VR marketing campaigns

Steal these insanely creative VR marketing campaigns to stand out from the crowd.

The truth is that most marketing and promotion doesn’t work if it isn’t stunning or original.

Take paid display ads, for instance: only 0.6% of us will actually click on them (and that’s according to Google, who has a lot of skin in the game). And when it comes to sponsor content, I know I’m not the only one who keeps on scrolling. Simply put, most ads are played out, and we’d rather stare at a brick wall or a muted screen than be barraged by them.

On the other hand, creative ads that manage to stand out can be wildly effective — like the last SuperBowl’s Tide Ad which had the internet raving.

I’ve written about how VR is very likely to revolutionize marketing, so, in this article, I’d like to share some great campaigns that will inspire you to create ads that deliver. (Even if you aren’t using VR yet, there are some takeaways and plenty of inspiration ahead.)

1. New York Times — VR straight to your doorstep

Virtual reality is a stunning way to tell (and experience) stories. However, there’s plenty of people who don’t own VR equipment, or assume it’s insanely expensive to buy.

The New York Times, which produces breathtaking VR journalism, solved the issue by shipping Google Cardboard goggles (try saying that 5 times fast) to its subscribers. The cardboard product (which costs around $10) allowed anyone to see the NYT’s VR through their smartphone, and it greatly boosted the demand and audience for their VR journalism.
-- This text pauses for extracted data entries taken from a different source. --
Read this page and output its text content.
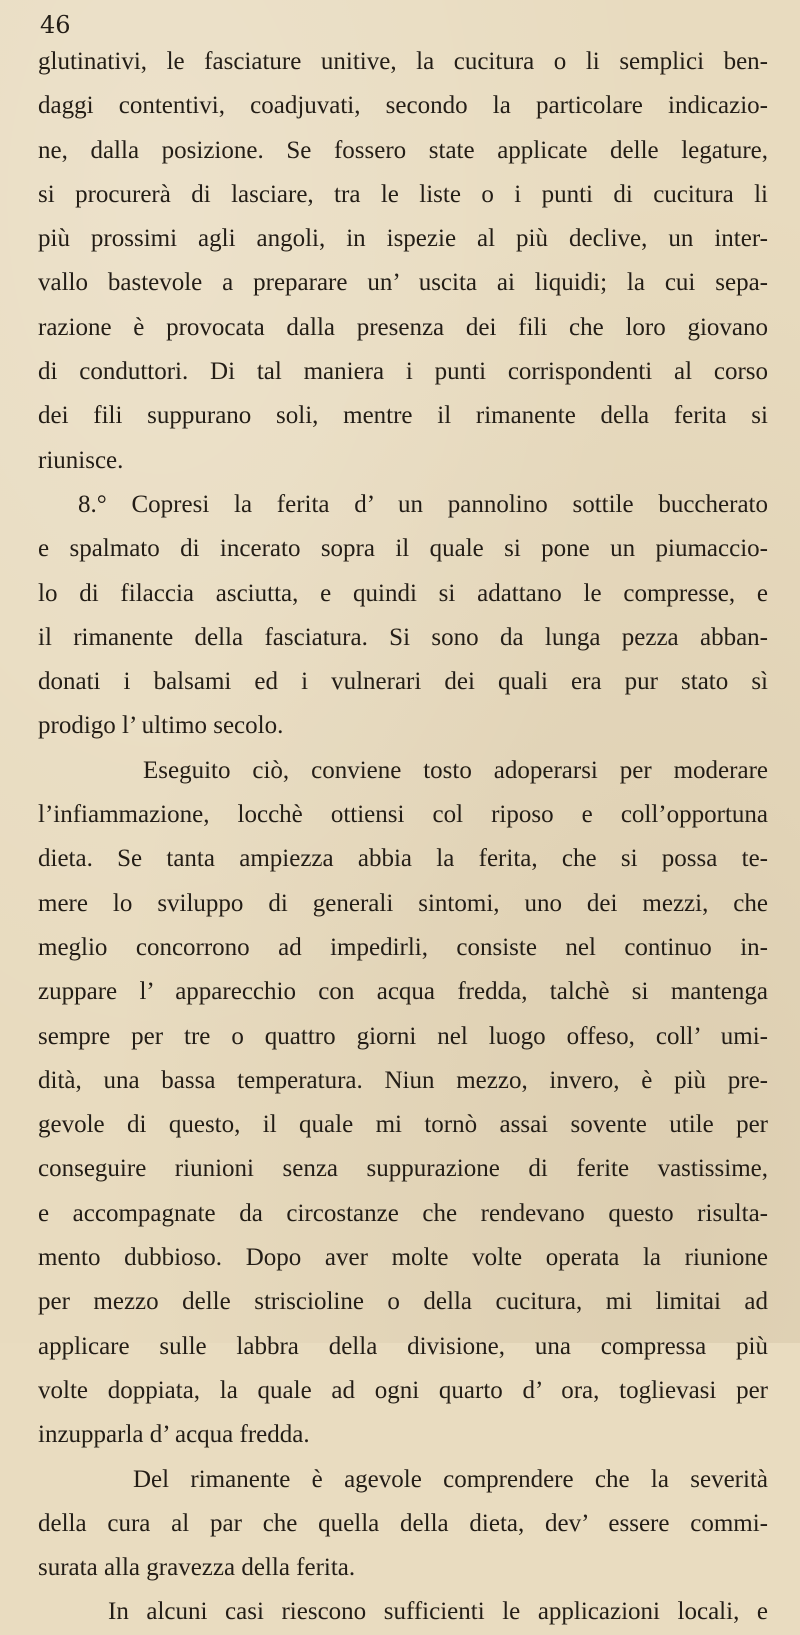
46
glutinativi, le fasciature unitive, la cucitura o li semplici ben-
daggi contentivi, coadjuvati, secondo la particolare indicazio-
ne, dalla posizione. Se fossero state applicate delle legature,
si procurerà di lasciare, tra le liste o i punti di cucitura li
più prossimi agli angoli, in ispezie al più declive, un inter-
vallo bastevole a preparare un’ uscita ai liquidi; la cui sepa-
razione è provocata dalla presenza dei fili che loro giovano
di conduttori. Di tal maniera i punti corrispondenti al corso
dei fili suppurano soli, mentre il rimanente della ferita si
riunisce.
8.° Copresi la ferita d’ un pannolino sottile buccherato
e spalmato di incerato sopra il quale si pone un piumaccio-
lo di filaccia asciutta, e quindi si adattano le compresse, e
il rimanente della fasciatura. Si sono da lunga pezza abban-
donati i balsami ed i vulnerari dei quali era pur stato sì
prodigo l’ ultimo secolo.
Eseguito ciò, conviene tosto adoperarsi per moderare
l’infiammazione, locchè ottiensi col riposo e coll’opportuna
dieta. Se tanta ampiezza abbia la ferita, che si possa te-
mere lo sviluppo di generali sintomi, uno dei mezzi, che
meglio concorrono ad impedirli, consiste nel continuo in-
zuppare l’ apparecchio con acqua fredda, talchè si mantenga
sempre per tre o quattro giorni nel luogo offeso, coll’ umi-
dità, una bassa temperatura. Niun mezzo, invero, è più pre-
gevole di questo, il quale mi tornò assai sovente utile per
conseguire riunioni senza suppurazione di ferite vastissime,
e accompagnate da circostanze che rendevano questo risulta-
mento dubbioso. Dopo aver molte volte operata la riunione
per mezzo delle striscioline o della cucitura, mi limitai ad
applicare sulle labbra della divisione, una compressa più
volte doppiata, la quale ad ogni quarto d’ ora, toglievasi per
inzupparla d’ acqua fredda.
Del rimanente è agevole comprendere che la severità
della cura al par che quella della dieta, dev’ essere commi-
surata alla gravezza della ferita.
In alcuni casi riescono sufficienti le applicazioni locali, e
NYT’s brilliant idea just goes to show the major impact that a convenient delivery of emotions can have for your business.

2) Virtual Reality Merchandise by KAUST Museum

VR is making splashes in the art world, and it’s not limited to the art itself.

Look no further than The KAUST Museum. Since it’s located in Saudi Arabia, it’s quite a trek for me to visit (along with other Americans). Fortunately, if you aren’t able to make the flight, you can get your hands on their “Viewseum” — an all-in-one VR kit that lets you explore the museum from your couch. Even better, those who visited the museums and bought the product as a gift became ambassadors and advocates for the museum.

Takeaway: Even if you aren’t doing VR, consider a giveaway that’s tied to your brand — it will transform your customers into evangelists.

3) Volvo — “Drive” a Car From Your Living Room

Most of us want to drive, feel and experience a car first-hand before buying it. However, if you’re anything like me, you also don’t want to spend your limited spare time dealing with car salespeople.

Look no further than Volvo’s recent campaign, which allows you to “drive” the car using your smartphone and Google Carboard. When they used it for their Volvo V40 model, it sold out within just 2 days.

Icons (the smell, taste, or general experiences) behind your brand have been proven to strongly drive purchasing decisions. Think: the smell of McDonald’s fries. If you can find a way to deliver this to customers, you’ll have a million-dollar idea.

4) TOMS — see your philanthropy in action

TOMS is famous for its mission to match customers’ shoe purchases with a giveaway to a child in need. It’s not only just plain good for humanity, but also a strong emotional marketing tool. They supercharged the impact on both sides by rolling out VR experiences that actually showed where the matched shoe pairs went, and how they helped local communities.

TOMS founder Blake Mycoskie said this delivered troves of positive acclaim from customers, and that it would play a big role in the communication going forward.

As Vrse’s Chris Milk explained in his TED Talk, VR can be the “ultimate empathy machine.” And empathy (when used ethically and correctly) is one of the ultimate marketing and business tools. If you don’t have a meaning, story, and mission behind your brand, who is going to care?

5) British Columbia — Virtual Tourism on Steroids

We’re living an experience economy — where people value events and sharing them (even more than the products themselves). So it’s no small wonder that VR is being used as a powerful tool to sell through this method.

British Columbia took advantage by allowing potential tourists to experience their natural wonders from home in an immersive way (and share the experience with friends). And it skyrocketed tourism as a result. Check it out for yourself here.

Want to supercharge your business? Create a similar experience that bridges the gap between apprehension and buying through an immersive and emotional tool.

The bottom line: These examples go to show that creative and emotional marketing can have a major impact. When it comes to marketing yourself, don’t be afraid to step outside the box; the results might amaze you.